What’s happening: The art and luxury auctioneering house Sotheby’s announced the sale of correspondences between composer Egon Wellesz (1885-1974) and poet Elizabeth MacKenzie (1921-2021) from between 1943-1971. The collection includes over 1000 autographed letters as well as facsimiles of concert programs and Wellesz’s compositions, discussions of Wellesz’s opera Incognita (for which MacKenzie wrote the libretto), autographed first editions of Hugo von Hofmannsthal’s Der Thor und der Tod (1902) and the libretto of Die Frau ohne Schatten (1911), and a signed photograph of Oskar Kokoschka’s 1911 portrait of Wellesz.
In case you haven’t heard…: Egon Wellesz was an important composer during the Second Viennese School period. He studied with Arnold Schoenberg in Vienna and emigrated to England following the Nazi invasion in 1938, establishing himself in Oxford. There he met Elizabeth MacKenzie, a poet and scholar of English Literature at Oxford University.

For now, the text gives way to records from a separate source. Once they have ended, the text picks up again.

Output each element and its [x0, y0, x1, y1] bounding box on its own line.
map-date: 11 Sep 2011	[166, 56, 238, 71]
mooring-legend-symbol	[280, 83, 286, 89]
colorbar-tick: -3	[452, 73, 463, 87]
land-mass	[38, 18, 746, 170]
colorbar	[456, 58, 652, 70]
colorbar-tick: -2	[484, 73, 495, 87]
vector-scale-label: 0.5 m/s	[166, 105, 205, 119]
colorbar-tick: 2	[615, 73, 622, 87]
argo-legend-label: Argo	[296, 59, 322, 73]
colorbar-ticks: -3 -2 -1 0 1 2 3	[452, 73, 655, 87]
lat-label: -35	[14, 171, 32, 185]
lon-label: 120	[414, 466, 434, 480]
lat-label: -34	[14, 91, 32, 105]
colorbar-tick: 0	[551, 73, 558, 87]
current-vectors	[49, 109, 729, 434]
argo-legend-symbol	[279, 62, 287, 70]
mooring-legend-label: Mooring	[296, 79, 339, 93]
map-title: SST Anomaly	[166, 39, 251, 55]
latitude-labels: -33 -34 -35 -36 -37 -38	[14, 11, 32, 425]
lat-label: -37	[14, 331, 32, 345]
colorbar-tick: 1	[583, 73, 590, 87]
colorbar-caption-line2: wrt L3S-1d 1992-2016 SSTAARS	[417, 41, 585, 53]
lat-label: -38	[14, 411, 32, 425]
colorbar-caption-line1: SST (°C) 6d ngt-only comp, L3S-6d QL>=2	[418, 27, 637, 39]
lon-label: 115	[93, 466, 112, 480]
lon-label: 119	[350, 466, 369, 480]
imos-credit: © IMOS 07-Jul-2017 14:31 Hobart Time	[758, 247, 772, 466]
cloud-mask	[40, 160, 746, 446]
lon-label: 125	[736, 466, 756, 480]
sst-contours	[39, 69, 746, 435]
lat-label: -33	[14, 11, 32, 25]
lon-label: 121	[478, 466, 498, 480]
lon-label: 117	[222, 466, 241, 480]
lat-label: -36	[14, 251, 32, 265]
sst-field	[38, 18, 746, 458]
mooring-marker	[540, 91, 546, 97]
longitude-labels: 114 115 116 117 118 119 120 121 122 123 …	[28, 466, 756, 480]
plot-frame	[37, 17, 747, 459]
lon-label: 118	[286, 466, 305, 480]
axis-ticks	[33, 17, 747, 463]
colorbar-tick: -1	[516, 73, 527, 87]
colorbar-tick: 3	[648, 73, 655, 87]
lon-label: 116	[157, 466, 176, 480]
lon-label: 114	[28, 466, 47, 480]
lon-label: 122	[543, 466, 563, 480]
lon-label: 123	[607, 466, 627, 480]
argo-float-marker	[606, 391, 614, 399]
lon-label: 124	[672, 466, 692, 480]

While the romantic connection between Wellesz and MacKenzie displayed in these letters is undeniable, the two maintained other relationships. Wellesz was married to the Viennese art historian Emmy Stross (1889-1987), with whom he had children and maintained a happy relationship. MacKenzie lived with the medievalist Patricia Kean, to whom Wellesz often sent his love when signing off his letters.